Anger and understanding war in my chest as I think of all the times he let me feel rejected. He reads it easily.
“I couldn’t tell you. You wouldn’t have left me, and I needed you to because you were the only thing that kept me from bottoming out. I had to bottom out Whitney. I had to bottom out to decide to live and get the help I needed. For me, not for anyone else, for me.” His stare bores into me. “I didn’t tell you because you wouldn’t have left me, Whitney.”
I grapple with his reasoning, knowing it’s the truth.

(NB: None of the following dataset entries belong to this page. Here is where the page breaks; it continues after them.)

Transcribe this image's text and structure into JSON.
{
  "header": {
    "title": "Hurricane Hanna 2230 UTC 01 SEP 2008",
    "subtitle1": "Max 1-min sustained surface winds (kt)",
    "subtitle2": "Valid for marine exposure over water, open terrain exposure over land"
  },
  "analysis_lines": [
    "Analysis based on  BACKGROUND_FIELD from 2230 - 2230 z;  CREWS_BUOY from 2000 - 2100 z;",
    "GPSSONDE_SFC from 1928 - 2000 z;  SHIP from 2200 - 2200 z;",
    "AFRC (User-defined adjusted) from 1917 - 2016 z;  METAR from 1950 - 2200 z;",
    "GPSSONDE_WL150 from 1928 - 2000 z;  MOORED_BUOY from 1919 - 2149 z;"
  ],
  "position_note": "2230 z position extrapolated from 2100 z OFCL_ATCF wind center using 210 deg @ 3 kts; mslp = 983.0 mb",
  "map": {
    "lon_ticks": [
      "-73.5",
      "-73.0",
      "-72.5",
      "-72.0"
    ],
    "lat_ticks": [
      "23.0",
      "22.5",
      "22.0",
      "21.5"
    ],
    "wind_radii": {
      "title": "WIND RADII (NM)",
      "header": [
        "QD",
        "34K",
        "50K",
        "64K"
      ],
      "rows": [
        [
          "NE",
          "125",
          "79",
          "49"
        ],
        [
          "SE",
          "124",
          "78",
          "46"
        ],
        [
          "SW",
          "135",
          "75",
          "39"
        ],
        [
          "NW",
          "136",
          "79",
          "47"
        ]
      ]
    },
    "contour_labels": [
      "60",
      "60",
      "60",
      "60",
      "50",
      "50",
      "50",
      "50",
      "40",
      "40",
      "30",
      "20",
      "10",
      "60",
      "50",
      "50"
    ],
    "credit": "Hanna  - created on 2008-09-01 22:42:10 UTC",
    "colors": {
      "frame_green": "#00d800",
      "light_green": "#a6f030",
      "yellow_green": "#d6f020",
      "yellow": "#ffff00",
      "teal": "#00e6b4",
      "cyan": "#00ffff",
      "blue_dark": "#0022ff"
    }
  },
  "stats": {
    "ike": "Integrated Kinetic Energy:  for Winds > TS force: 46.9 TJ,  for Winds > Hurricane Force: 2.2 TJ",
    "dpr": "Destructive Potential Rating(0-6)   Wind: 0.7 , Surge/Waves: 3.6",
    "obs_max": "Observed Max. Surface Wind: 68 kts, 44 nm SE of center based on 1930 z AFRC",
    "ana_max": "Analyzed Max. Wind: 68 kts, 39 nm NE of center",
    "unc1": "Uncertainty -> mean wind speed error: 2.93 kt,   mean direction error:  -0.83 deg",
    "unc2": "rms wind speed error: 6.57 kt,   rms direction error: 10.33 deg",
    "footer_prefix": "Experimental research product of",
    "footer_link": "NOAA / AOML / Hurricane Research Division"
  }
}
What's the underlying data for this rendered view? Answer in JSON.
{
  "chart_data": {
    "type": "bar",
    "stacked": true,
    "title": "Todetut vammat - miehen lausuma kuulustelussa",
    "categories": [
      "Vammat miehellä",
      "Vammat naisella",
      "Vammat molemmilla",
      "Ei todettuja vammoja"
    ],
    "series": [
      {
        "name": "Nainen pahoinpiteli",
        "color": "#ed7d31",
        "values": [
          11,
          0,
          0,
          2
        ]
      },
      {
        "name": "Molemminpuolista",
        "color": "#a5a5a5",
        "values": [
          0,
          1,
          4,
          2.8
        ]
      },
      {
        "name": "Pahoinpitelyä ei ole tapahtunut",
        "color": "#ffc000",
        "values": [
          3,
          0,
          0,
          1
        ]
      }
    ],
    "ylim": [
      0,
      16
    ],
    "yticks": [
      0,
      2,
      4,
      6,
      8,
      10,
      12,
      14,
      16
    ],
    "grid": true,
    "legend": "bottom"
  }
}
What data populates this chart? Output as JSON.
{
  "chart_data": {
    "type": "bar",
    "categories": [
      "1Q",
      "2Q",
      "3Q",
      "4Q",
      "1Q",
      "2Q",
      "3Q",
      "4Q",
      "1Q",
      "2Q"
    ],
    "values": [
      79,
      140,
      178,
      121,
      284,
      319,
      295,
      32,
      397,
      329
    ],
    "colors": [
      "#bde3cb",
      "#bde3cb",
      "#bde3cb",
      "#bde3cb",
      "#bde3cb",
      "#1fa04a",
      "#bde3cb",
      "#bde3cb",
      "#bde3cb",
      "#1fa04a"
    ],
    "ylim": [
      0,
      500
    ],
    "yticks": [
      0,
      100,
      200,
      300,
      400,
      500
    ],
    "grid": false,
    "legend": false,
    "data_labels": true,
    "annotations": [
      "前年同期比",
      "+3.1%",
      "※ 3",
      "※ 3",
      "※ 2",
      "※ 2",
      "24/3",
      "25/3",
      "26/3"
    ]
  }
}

“I know how selfish that is. The way you looked at me, fuck…it made me feel like I was superhuman, and after being sick half my life, that look meant everything to me. I lived for it. I clung to it like a lifeline.” He pauses, his voice filled with the emotion shining in his eyes. “I wanted to be the man you saw. I would’ve given anything to be him for you.”
Concern mars his beautiful face as I slip into a shuddering puddle of tears. His voice is filled with gravel when he speaks.
“Burying my parents was hard but pushing you away and watching you leave was just as painful. As much as I missed you, to me, we couldn’t have a future because I didn’t have one. I considered you my first love and tried to keep it in that respective drawer. Until one day, I decided to live. As the days and months passed, then months became a year, and then two, and the scans kept coming back clear, reaching out became a foolish notion. Like…how could you possibly think of me that way after so much time apart? But it didn’t matter because I carried you with me anyway, and every single year on my birthday,” he nods toward the book in my hand, “open it.”